La prima è la teoria dello «stimolo». Secondo questo punto di vista, l’economia non si può riprendere senza uno stimolo di almeno 30 miliardi di euro (2 punti di Pil), tendenzialmente sotto forma di riduzioni fiscali alle famiglie e alle imprese. Tali riduzioni andrebbero finanziate in deficit, promettendo all’Europa (e ai mercati finanziari) di fare le riforme e ridurre la spesa pubblica negli anni a venire. La formulazione più chiara ed esplicita di questo punto di vista mi pare quella degli economisti Alberto Alesina e Francesco Giavazzi, che l’hanno ribadita più volte in varie sedi.

La seconda teoria potremmo chiamarla del «passo dopo passo». Secondo questa visione, se l’Italia dovesse promettere riduzioni della spesa pubblica e riforme strutturali non verrebbe creduta né dai partner europei, né dai mercati finanziari. E se provasse a sostenere la domanda aumentando il deficit dal 3 al 4 o al 5%, verrebbe immediatamente castigata dai mercati finanziari, con conseguente impennata dello spread. Quindi l’unica cosa che si può fare è galleggiare per qualche anno intorno al 3% di deficit pubblico, e nel frattempo cambiare la composizione della domanda, riducendo simultaneamente e gradualmente sia la spesa pubblica sia la pressione fiscale. Questa, nella sostanza, è la posizione del governo e del suo ministro dell’Economia. La formulazione più chiara di questa posizione mi pare quella dovuta all’economista Roberto Perotti (collaboratore del governo), che l’ha recentemente esposta in un bell’articolo sulla rivista on line Lavoce.info.

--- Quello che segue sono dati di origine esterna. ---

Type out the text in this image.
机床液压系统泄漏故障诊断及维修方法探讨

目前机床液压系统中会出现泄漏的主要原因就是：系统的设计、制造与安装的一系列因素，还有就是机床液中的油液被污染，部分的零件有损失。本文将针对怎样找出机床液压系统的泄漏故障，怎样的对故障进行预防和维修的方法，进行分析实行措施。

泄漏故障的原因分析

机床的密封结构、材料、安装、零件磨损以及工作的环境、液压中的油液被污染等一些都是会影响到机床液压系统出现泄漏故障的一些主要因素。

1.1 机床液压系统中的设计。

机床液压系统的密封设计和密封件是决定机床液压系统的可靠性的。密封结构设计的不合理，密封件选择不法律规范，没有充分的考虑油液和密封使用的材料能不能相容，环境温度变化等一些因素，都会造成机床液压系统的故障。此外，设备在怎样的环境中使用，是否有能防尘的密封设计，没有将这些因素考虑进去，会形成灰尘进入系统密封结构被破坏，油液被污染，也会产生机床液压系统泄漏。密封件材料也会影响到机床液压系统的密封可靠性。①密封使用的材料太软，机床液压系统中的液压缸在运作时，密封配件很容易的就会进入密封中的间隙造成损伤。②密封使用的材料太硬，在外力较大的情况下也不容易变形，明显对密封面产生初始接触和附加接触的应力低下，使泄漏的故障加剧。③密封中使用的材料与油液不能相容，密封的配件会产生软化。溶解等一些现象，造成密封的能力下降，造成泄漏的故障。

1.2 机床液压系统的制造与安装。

C’è però anche un terzo modo di vedere le cose, che chiamerò «concentrare le risorse». Secondo questo punto di vista è vero che la teoria dello stimolo non fa i conti con la diffidenza dei mercati finanziari verso l’Italia, ma è altrettanto vero che la linea del passo dopo passo è troppo debole e troppo lenta. È molto improbabile che le riduzioni effettive della spesa pubblica superino gli 8-10 miliardi l’anno, e a questo ritmo sarà già un miracolo se Renzi riuscirà a rinnovare il bonus da 80 euro e finanziare i nuovi ammortizzatori sociali. Di qui l’idea di non disperdere gli sgravi in mille rivoli. Anziché uno stillicidio di alleggerimenti fiscali o contributivi di cui nessuno si accorge, meglio concentrare le risorse sui settori più dinamici dell’economia italiana, aiutandoli ad aumentare l’occupazione, la competitività, o entrambe. È questa, ad esempio, l’idea lanciata da Oscar Farinetti, fondatore di Eataly, nell’intervista di ieri a questo giornale, in cui invita Renzi a varare «un provvedimento molto forte di sgravio fiscale per le aziende che nell’ultimo anno sono cresciute nelle esportazioni». Anche se la proposta Farinetti è spudoratamente pro domo sua, perché la catena di vendita dei prodotti Eataly sarebbe fra le prime a beneficiarne, credo che l’idea andrebbe considerata molto seriamente (il fatto che una proposta giovi anche a chi la fa non implica che sia insensata). Quando le risorse sono molto scarse può essere assai miope spalmarle su tutti, anziché indirizzarle verso quei settori o quelle imprese che meglio possono contribuire a far uscire la barca dell’Italia dalle secche in cui si è incagliata. Semmai la domanda è: uscire sì, ma come?

Qui le risposte possono essere almeno due. Se si ritiene che le risorse disponibili vadano usate innanzitutto per aumentare la competitività dell’Italia, l’idea di Farinetti è ottima. Se invece si ritiene che vadano usate per sostenere l’occupazione, la strada potrebbe essere decisamente diversa: anziché sostenere le imprese che nell’ultimo anno (in passato) hanno aumentato il fatturato delle esportazioni, si dovrebbero premiare le imprese che nel prossimo anno (in futuro) aumenteranno il numero di occupati.

Questo secondo modo di concentrare le risorse a me sembra più utile all’Italia, almeno finché la situazione dell’occupazione resterà drammatica come oggi. Come Stampa e come Fondazione David Hume da alcuni mesi, insieme ad altre istituzioni, stiamo lavorando su una proposta che va in questa direzione (nuovi posti di lavoro), e inoltre ha il vantaggio di aumentare il gettito della Pubblica Amministrazione anziché ridurlo. La prossima settimana, su questo giornale, racconteremo di che cosa si tratta.